The good news for women: they live longer, so they will have longer to enjoy their retirement. The bad news: they live longer, and so their retirement will be much more expensive than for their male counterparts.
Women tend to outlive their husbands. Only one-third of women over sixty-five are married, and on average women will survive their husbands by fifteen years.
The combination of being on their own and living longer means that women need far more retirement income than do most men.
Unfortunately, women’s pension plans just don’t measure up. A study by the Older Women’s League says that women only receive 54% as much private pension income as do men, and they are falling further and further behind. There is a simple reason for this. The pension you receive depends on whether you stay on the job.
Today, more and more women are leaving the work force, because of layoffs, poor job prospects, or to spend more time with their families. On average, women are out of the work force for at least ten years, while men, on average, take just one year out of the work force.
Women often think that they can rely on their husbands’ pensions, but they are wrong. Let’s assume that a couple is living on the husband’s pension, and the woman dies. Though grief-stricken, the husband suffers no financial detriment, and goes on collecting his full pension. But let’s say the husband dies first, as is ordinarily the case.
His wife will probably get only 50% survivor benefits, which won’t come close to providing her the income she needs to carry on her life-style. No wonder 41% of older women are living close to the poverty line. Not surprisingly, most widows who are poor now were not poor before their husbands died.

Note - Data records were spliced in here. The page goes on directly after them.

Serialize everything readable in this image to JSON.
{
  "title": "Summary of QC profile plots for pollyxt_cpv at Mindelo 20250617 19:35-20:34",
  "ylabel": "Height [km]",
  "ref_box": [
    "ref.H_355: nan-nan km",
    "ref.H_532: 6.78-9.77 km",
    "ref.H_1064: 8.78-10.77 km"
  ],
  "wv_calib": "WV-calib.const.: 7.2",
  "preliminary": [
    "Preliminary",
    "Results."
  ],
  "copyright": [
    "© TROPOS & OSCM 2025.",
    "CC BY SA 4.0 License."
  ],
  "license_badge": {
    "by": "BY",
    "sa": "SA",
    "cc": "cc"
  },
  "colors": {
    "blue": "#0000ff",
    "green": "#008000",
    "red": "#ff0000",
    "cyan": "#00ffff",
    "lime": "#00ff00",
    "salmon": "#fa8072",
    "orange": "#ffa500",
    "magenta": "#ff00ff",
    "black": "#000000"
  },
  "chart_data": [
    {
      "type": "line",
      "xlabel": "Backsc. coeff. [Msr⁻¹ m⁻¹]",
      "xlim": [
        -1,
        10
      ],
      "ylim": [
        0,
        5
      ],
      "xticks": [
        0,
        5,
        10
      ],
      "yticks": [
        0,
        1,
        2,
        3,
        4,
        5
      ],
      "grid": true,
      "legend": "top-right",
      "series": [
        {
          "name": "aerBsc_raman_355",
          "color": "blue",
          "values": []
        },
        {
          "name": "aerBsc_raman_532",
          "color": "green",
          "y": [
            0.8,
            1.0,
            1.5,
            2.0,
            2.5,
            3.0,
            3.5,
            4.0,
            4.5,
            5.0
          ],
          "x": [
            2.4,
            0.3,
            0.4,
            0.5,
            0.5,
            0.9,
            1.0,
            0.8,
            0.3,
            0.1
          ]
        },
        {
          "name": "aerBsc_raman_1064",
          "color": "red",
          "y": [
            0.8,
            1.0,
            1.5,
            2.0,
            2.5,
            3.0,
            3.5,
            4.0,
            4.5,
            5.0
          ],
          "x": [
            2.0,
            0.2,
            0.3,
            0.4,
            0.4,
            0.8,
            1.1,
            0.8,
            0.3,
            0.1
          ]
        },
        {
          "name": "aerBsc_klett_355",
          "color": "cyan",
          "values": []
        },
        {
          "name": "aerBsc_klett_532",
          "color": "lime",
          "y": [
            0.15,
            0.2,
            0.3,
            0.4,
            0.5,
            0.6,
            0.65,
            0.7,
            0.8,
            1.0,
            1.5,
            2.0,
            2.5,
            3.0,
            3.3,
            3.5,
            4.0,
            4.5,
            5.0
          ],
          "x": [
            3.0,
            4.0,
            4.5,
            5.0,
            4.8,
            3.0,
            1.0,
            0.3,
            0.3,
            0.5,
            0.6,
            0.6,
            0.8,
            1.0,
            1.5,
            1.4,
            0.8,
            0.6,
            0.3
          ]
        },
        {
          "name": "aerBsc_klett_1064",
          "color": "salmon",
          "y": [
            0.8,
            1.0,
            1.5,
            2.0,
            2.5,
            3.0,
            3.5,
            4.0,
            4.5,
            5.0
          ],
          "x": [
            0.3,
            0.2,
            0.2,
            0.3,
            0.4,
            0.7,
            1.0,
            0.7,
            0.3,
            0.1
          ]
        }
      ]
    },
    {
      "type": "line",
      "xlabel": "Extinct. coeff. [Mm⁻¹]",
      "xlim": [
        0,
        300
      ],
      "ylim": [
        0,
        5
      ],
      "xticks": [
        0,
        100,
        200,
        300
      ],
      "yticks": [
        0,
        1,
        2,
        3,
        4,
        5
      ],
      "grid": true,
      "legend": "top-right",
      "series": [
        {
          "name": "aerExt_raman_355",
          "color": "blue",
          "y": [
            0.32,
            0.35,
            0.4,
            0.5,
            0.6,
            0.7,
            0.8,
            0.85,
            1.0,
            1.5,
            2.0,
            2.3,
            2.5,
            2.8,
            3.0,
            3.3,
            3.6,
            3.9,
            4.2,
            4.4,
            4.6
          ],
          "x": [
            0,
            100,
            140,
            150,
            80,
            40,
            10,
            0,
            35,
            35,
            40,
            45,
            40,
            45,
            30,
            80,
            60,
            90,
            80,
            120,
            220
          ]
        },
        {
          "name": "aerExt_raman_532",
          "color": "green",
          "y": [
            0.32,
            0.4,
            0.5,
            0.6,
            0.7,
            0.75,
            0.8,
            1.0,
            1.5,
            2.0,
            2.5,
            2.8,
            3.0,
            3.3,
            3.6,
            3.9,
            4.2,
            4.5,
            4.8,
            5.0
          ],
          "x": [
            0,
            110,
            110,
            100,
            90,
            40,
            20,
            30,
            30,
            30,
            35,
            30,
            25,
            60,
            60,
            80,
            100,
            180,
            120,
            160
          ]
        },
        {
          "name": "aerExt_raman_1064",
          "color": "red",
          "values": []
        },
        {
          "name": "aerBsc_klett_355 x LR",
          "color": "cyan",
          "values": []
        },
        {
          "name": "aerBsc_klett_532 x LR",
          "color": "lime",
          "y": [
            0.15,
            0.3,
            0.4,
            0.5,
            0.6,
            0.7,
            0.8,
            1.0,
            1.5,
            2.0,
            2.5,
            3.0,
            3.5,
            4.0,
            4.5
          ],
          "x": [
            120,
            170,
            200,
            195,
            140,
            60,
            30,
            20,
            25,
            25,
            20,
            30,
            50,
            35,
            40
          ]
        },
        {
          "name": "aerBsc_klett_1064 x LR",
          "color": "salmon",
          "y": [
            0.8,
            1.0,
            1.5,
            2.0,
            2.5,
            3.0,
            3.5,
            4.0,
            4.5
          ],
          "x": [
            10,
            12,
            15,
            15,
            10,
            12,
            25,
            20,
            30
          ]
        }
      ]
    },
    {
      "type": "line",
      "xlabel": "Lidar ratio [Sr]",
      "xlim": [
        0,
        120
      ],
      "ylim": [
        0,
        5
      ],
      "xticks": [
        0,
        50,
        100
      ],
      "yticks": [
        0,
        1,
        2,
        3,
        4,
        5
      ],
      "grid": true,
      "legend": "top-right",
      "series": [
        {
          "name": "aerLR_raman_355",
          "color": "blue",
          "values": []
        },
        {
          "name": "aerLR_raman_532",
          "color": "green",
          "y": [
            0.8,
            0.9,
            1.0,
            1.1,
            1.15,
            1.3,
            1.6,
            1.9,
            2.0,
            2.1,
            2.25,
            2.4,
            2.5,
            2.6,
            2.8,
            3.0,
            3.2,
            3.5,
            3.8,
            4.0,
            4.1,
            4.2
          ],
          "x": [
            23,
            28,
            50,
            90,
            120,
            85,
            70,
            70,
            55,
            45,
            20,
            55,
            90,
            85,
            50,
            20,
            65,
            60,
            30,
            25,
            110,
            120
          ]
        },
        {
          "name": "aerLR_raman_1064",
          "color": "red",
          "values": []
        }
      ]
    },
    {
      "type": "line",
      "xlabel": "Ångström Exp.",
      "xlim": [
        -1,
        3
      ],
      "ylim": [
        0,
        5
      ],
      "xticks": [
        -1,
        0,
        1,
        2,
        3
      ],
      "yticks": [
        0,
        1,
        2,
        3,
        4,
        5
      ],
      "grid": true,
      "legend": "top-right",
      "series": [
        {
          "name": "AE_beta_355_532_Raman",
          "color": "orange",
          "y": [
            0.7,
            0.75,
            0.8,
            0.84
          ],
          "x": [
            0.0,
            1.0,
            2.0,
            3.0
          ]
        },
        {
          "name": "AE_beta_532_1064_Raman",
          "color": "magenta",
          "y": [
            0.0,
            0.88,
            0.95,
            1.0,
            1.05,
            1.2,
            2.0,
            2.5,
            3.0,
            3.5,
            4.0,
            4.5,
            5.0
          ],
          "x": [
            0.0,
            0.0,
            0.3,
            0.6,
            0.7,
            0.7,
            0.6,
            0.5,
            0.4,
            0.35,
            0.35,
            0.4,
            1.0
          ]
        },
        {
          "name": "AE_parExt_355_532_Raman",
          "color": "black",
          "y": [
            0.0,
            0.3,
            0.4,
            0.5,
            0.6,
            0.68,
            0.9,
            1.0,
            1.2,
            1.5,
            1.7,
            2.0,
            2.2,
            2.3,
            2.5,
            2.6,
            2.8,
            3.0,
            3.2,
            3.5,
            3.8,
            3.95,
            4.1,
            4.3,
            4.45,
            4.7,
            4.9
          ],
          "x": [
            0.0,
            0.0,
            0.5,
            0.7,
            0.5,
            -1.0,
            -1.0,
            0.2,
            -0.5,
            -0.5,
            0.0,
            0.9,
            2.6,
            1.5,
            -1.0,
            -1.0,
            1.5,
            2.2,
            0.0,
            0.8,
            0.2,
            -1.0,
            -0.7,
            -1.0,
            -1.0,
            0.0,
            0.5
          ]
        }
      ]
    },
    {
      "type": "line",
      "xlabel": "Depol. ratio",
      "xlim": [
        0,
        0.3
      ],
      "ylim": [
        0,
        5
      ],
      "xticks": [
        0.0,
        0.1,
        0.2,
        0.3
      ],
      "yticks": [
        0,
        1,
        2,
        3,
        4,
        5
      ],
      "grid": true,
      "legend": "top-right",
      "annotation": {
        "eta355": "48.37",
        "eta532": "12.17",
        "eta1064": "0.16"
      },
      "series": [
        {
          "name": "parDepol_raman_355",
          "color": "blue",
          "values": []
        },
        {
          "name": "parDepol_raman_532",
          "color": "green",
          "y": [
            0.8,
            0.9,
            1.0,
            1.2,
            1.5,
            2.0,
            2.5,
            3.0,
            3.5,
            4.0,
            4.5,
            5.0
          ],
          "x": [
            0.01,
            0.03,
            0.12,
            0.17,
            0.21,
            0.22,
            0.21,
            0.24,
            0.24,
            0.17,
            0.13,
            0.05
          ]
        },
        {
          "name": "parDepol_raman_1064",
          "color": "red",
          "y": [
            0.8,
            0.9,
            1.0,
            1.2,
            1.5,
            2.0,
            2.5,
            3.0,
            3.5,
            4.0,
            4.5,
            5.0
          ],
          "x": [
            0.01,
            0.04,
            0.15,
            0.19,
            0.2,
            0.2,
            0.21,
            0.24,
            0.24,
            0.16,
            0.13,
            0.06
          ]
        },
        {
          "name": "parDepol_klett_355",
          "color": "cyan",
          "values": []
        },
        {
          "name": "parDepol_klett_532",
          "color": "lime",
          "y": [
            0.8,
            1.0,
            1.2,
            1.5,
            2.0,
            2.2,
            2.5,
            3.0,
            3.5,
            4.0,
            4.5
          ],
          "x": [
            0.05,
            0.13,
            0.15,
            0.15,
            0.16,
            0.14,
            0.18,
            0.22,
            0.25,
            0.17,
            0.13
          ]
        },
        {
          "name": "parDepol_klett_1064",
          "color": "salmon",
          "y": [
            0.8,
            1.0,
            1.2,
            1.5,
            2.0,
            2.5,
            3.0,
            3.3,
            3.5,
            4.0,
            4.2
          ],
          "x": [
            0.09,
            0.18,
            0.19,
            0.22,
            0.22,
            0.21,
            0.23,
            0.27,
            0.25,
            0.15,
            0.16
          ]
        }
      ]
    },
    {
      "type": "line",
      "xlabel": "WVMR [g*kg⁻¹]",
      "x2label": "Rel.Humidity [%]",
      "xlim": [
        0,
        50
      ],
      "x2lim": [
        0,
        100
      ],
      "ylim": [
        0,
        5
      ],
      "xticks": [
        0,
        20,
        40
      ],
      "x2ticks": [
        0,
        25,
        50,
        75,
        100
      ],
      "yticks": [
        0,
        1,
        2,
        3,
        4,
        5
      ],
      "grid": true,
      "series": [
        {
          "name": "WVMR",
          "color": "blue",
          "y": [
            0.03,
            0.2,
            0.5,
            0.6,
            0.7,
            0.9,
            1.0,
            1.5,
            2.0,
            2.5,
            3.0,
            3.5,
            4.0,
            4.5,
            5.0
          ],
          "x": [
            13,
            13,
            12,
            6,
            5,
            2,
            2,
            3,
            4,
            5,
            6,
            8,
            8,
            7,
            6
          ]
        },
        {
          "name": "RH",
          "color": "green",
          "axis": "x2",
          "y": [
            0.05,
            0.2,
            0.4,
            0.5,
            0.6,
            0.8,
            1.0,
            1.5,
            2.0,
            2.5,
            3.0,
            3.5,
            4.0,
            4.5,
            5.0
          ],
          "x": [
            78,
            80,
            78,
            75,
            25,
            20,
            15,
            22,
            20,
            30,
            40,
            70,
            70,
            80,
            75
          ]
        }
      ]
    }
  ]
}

Whether you are married or not, here are some of the things that you can do to build a secure retirement for yourself.
Make retirement plans a priority when you consider a job
Consider sacrificing some current salary in return for a good retirement plan, and seek out employers who will match part or all of your savings in a contributory plan.
Work as long as you can at the highest salary you can
The longer you work, the more you can sock away for retirement. And the older you are when you retire, the fewer years of retirement you will have to fund.
Higher Social Security benefits are an extra bonus for those years of hard work. If you pay into Social Security for at least ten years (or if you qualify for Social Security under your husband’s work record), you won’t have to pay monthly premiums for Medicare hospital insurance when you retire.
Understand the effect on Social Security benefits of divorce and remarriage
If you divorce, you are entitled to Social Security payments equal to 50% of your ex-husband’s benefits, if you were married for at least ten years. You’ll lose that right if you remarry, though you’ll be entitled to collect payments based on your new husband’s benefits. A widow is entitled to her late husband’s benefits as long as she doesn’t remarry before age 60.
Put money away for retirement on a regular basis
Just $10 to $20 a week can add up, especially if you start young. For example, $20 a week invested in growth mutual funds from age 40 to age 65 will build to a nest egg of $92,000. Start at age 25, and it will grow to nearly $370,000.
Learn about your finances
Don’t just sign tax returns, be sure you understand them. Get assistance from your tax preparer if you need explanations.
Identify your financial assets and debts, and begin to save for your future by paying down debt and budgeting.
If you are married, be sure that you and your husband each understand what you own and what you owe, and use insurance to plan for the possibility of death or disability.